Pharmacy Mistakes Can Be Deadly


By Lynn Fugaro, Staff Writer

You go to a pharmacy and pick up your prescription for pain medication that you’ve taken on and off for a while. After a few days, you start exhibiting paranoid, delusional behavior and everyone who knows you can tell something is wrong. It is possible you’ve been the victim of a pharmacy error, meaning the pharmacist dispensed a psychiatric medication instead of your pain medication, and you’ve had an adverse reaction because you’re not psychotic.

That’s exactly what happened recently at a “big chain” pharmacy when one customer got anti-psychotic medication instead of her usual pain medication. Over the course of the next several days, the woman taking the wrong drug was showing signs of psychosis and was delusional. She went back to her doctor, with the medication she had been given at the pharmacy, and her doctor immediately noticed she was taking the wrong medication.

In this terrifying case, the pills looked exactly the same, which is actually quite common with many different types of medication. There are hundreds of drugs that are manufactured as round, white pills, for instance, and even when the pills don’t look like the ones taken in the past, we trust that the pharmacist dispensed our correct prescribed medication. When generic drugs are dispensed, sometimes there will be slight variations in color or shape, while brand name drugs will always look completely the same every time you get them filled.

Pharmacy Errors: More Common Than You Might Think

We trust that our pharmacist is dispensing what our doctor ordered, but, unfortunately, that is not always the case. In fact, you may be surprised to learn just how common medication mistakes at pharmacies actually are: The Food and Drug Administration (FDA) estimates that 1.3 million people are injured by medication errors every year in this country. For this reason, many personal injury attorneys accept “pharmacist malpractice” claims, and because serious illness and even death may occur after taking the wrong medication, these cases can be very complex, expensive, and time consuming.

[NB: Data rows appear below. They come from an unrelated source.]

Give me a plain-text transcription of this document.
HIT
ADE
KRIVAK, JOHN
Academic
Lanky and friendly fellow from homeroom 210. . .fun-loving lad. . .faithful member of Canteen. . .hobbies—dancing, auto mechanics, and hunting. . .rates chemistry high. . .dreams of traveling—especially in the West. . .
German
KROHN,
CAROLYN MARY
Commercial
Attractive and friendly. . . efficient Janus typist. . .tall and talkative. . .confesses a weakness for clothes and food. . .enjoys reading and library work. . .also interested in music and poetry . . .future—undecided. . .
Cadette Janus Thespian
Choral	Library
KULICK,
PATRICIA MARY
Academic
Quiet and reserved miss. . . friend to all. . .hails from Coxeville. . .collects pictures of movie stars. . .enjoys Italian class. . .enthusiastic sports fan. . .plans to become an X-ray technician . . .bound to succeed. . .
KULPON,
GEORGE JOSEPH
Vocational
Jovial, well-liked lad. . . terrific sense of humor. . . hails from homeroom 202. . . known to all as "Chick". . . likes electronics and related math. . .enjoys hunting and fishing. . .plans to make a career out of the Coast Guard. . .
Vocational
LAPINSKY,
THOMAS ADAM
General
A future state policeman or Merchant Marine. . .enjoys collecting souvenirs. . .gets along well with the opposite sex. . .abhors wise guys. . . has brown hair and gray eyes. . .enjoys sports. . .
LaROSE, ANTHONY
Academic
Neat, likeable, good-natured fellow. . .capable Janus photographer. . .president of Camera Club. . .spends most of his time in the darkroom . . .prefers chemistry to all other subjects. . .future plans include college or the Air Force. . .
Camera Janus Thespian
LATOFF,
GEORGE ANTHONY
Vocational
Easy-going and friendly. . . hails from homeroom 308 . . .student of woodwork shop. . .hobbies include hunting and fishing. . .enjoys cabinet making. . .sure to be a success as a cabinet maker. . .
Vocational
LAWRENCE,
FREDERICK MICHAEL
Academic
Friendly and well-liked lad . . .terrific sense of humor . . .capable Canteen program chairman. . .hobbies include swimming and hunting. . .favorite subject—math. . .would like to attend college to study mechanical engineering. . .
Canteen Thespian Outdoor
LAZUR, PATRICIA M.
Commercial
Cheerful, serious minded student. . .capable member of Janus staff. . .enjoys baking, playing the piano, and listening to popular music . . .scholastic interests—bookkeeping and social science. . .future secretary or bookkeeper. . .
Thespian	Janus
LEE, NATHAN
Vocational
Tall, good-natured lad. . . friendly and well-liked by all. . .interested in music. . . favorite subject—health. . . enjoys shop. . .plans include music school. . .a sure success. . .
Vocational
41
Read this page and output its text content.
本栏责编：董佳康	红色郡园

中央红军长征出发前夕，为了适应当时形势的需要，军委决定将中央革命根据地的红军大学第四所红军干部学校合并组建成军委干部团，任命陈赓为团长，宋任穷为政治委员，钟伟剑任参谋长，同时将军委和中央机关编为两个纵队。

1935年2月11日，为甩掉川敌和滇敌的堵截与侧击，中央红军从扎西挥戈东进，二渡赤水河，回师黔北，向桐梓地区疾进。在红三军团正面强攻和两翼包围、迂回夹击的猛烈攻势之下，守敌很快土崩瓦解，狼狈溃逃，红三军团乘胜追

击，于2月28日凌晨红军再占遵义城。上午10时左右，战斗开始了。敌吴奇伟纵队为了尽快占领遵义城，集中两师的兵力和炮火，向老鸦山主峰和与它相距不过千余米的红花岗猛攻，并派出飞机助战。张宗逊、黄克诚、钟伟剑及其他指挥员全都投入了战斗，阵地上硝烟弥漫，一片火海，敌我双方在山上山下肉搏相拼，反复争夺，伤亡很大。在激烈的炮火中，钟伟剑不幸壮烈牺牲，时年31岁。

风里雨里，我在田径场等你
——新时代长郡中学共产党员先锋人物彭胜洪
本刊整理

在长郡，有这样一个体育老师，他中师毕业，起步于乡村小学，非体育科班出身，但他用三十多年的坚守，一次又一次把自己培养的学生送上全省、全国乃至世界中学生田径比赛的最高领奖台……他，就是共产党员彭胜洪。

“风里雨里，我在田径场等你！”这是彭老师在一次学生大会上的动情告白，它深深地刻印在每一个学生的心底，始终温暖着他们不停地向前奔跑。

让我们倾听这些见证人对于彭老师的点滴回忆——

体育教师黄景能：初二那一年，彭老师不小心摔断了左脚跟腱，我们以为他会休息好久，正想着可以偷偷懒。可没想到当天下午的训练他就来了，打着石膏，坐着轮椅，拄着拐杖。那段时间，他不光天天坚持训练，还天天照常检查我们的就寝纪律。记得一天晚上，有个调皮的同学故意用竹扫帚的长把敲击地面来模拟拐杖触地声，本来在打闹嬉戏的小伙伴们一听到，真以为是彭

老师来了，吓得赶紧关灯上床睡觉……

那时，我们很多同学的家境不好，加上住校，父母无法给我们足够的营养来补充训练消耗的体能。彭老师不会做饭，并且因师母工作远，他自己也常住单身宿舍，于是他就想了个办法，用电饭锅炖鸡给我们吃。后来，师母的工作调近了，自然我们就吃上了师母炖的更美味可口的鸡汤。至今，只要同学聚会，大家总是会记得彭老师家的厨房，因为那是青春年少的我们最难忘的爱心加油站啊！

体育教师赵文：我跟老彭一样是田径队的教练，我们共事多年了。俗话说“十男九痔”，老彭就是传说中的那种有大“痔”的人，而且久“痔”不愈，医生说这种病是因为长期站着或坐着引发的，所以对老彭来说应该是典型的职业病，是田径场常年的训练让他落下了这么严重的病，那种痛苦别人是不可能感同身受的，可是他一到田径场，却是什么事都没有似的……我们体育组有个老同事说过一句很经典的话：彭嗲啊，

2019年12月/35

Pharmacy errors can happen many different ways. While giving someone the wrong medication is the most serious mistake a pharmacist can make, it is not the only one. Here are some of the most common medication errors made:

  • Wrong dosage
  • Wrong instructions
  • Wrong person receives the medication
  • Wrong warning label
  • Dangerous drug interactions

There are many different reasons pharmacies make these medication errors. People working in a pharmacy may be tired after working long hours, doctors’ handwriting can be difficult to read, and people can be careless not devoting the time and attention necessary to do such an important job. Mistakes in the medical industry cost lives, and making a medication error is one of the most serious types of medical malpractice because people often don’t realize they’ve taken the wrong medication until they have become ill or suffered in some other way.

Keep in mind that while a victim of a pharmacy error is taking the wrong medication, he is, at the same time, not getting the medication he was prescribed. So, if you must take hypertension medication to keep your blood pressure stable, and your pharmacist dispenses some other drug that is not your proper medication, then your blood pressure (and your overall health) will surely be affected. Be sure to check your pill bottle’s contents and label very carefully before leaving the pharmacy, and do not hesitate to ask your pharmacist any questions you may have. If you suspect something may be wrong, please contact your doctor immediately and bring the pills to his office.